Right-hander John Lackey (11-8) – the only pitcher from a Cubs opening rotation in two seasons to spend time on the disabled list – pitched five strong innings Tuesday in his fifth start back from a sore shoulder to beat the Pirates 6-4.
He would have gone six if the Cubs weren’t preparing the staff for the playoffs, manager Joe Maddon.

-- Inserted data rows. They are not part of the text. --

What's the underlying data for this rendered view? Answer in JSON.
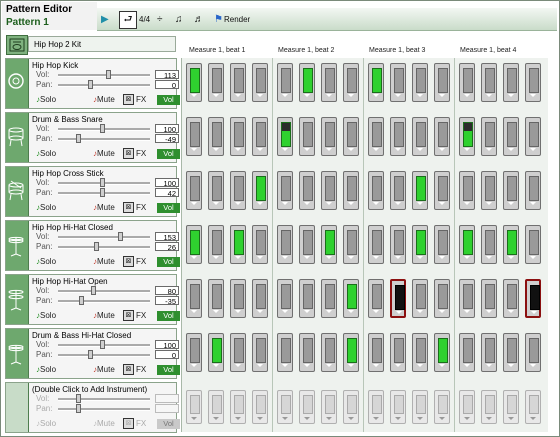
{
  "header": {
    "title": "Pattern Editor",
    "pattern_name": "Pattern 1"
  },
  "toolbar": {
    "items": [
      {
        "name": "play",
        "glyph": "▶",
        "color": "#1f8fa8"
      },
      {
        "name": "loop",
        "glyph": "⮐",
        "color": "#111111"
      },
      {
        "name": "time-signature",
        "glyph": "4/4",
        "color": "#111111"
      },
      {
        "name": "division",
        "glyph": "÷",
        "color": "#111111"
      },
      {
        "name": "notes",
        "glyph": "♫",
        "color": "#111111"
      },
      {
        "name": "notes-2",
        "glyph": "♬",
        "color": "#111111"
      }
    ],
    "render_label": "Render"
  },
  "kit": {
    "name": "Hip Hop 2 Kit"
  },
  "measures": [
    "Measure 1, beat 1",
    "Measure 1, beat 2",
    "Measure 1, beat 3",
    "Measure 1, beat 4"
  ],
  "labels": {
    "vol": "Vol:",
    "pan": "Pan:",
    "solo": "Solo",
    "mute": "Mute",
    "fx": "FX",
    "vol_btn": "Vol"
  },
  "tracks": [
    {
      "name": "Hip Hop Kick",
      "vol": "113",
      "pan": "0",
      "vol_level": 0.8,
      "pan_level": 0.5,
      "icon": "kick-drum-icon",
      "steps": [
        1,
        0,
        0,
        0,
        0,
        1,
        0,
        0,
        1,
        0,
        0,
        0,
        0,
        0,
        0,
        0
      ]
    },
    {
      "name": "Drum & Bass Snare",
      "vol": "100",
      "pan": "-49",
      "vol_level": 0.7,
      "pan_level": 0.3,
      "icon": "snare-drum-icon",
      "steps": [
        0,
        0,
        0,
        0,
        1,
        0,
        0,
        0,
        0,
        0,
        0,
        0,
        1,
        0,
        0,
        0
      ]
    },
    {
      "name": "Hip Hop Cross Stick",
      "vol": "100",
      "pan": "42",
      "vol_level": 0.7,
      "pan_level": 0.7,
      "icon": "cross-stick-icon",
      "steps": [
        0,
        0,
        0,
        1,
        0,
        0,
        0,
        0,
        0,
        0,
        1,
        0,
        0,
        0,
        0,
        0
      ]
    },
    {
      "name": "Hip Hop Hi-Hat Closed",
      "vol": "153",
      "pan": "26",
      "vol_level": 1.0,
      "pan_level": 0.6,
      "icon": "hihat-closed-icon",
      "steps": [
        1,
        0,
        1,
        0,
        0,
        0,
        1,
        0,
        0,
        0,
        1,
        0,
        1,
        0,
        1,
        0
      ]
    },
    {
      "name": "Hip Hop Hi-Hat Open",
      "vol": "80",
      "pan": "-35",
      "vol_level": 0.55,
      "pan_level": 0.35,
      "icon": "hihat-open-icon",
      "steps": [
        0,
        0,
        0,
        0,
        0,
        0,
        0,
        1,
        0,
        2,
        0,
        0,
        0,
        0,
        0,
        2
      ]
    },
    {
      "name": "Drum & Bass Hi-Hat Closed",
      "vol": "100",
      "pan": "0",
      "vol_level": 0.7,
      "pan_level": 0.5,
      "icon": "hihat-closed-icon",
      "steps": [
        0,
        1,
        0,
        0,
        0,
        0,
        0,
        1,
        0,
        0,
        0,
        1,
        0,
        0,
        0,
        0
      ]
    },
    {
      "name": "(Double Click to Add Instrument)",
      "vol": "",
      "pan": "",
      "vol_level": 0.3,
      "pan_level": 0.3,
      "icon": "empty-slot-icon",
      "empty": true,
      "steps": [
        0,
        0,
        0,
        0,
        0,
        0,
        0,
        0,
        0,
        0,
        0,
        0,
        0,
        0,
        0,
        0
      ]
    }
  ],
  "colors": {
    "active_step": "#2fd12f",
    "accent_step": "#8b1010",
    "track_icon_bg": "#6ea86e",
    "vol_button": "#2f8f2f"
  }
}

“The rest was good for him,” Maddon said of the 37-year-old veteran, who still wound up with 188 1/3 innings and a 3.35 ERA in his first season with the Cubs. “He’s going to be coming into the postseason well-rested.”
In other words, even one of the Cubs injuries has turned into a playoff advantage.
“I don’t think our injuries have been as magnified because we’ve covered them pretty well, but we still had our moments like everybody else,” Maddon said, mentioning Kyle Schwarber’s season-ending knee injury, center fielder Dexter Fowler’s midseason hamstring injury and recent issues with relievers Pedro Strop and Hector Rondon.
“But when you get to right now, we’re getting well, which is hopefully a trend that continues.”
Fowler? He walked and scored in the second Tuesday and added a run-scoring double. Strop and Rondon are both back in the Cubs’ late-inning crew.
And the Cubs await an Oct. 7 home playoff opener against the beat-up survivor of a three-way wild-card race – and subsequent elimination game. If they advance, then it’s a home opener in the NLCS against the Nationals or Dodgers – in an ambition-vs.-attrition matchup.
“None of that matters. None of that matters at all,” playoff-veteran Jason Heyward said of the rash of injuries afflicting the Cubs’ potential playoff foes. “We’ve been able to overcome our injuries and make the best of what we have, and that’s why you see us win 100 games right now. And that’s what I saw last year with that [2015 Cardinals] team.”
But Heyward’s 100-win Cardinals team was eliminated by the wild-card Cubs in the division series.
“Once the playoffs start, it’s a different animal,” said Heyward, who played for a 2010 wild-card team in Atlanta that he believed was good enough and hot enough at the right time to make a World Series run.
“We thought we had that momentum you’ve seen wild-card teams have,” he said. “But then [Martin] Prado went down, and then [closer] Billy Wagner went down. Chipper [Jones] went down. Huge blows.
“Every game we played in that division series with San Francisco was a one-run game,” he said. “And they went on to win the World Series.”
Nobody in the clubhouse disputes the value of such cautionary tales.
But even two-time World Series-champ Lackey – who grudgingly admits the down time for the shoulder “could be a little bit of a positive” in the playoffs – sees the grail at the end of the Cubs’ 100-plus-win rainbow.
Just ask him if he’s surprised at how everything has clicked into place as the playoffs get close.
“No,” he said. “I had some pretty good [free agent] offers from other people, and I chose this one for a reason. It’s all here.”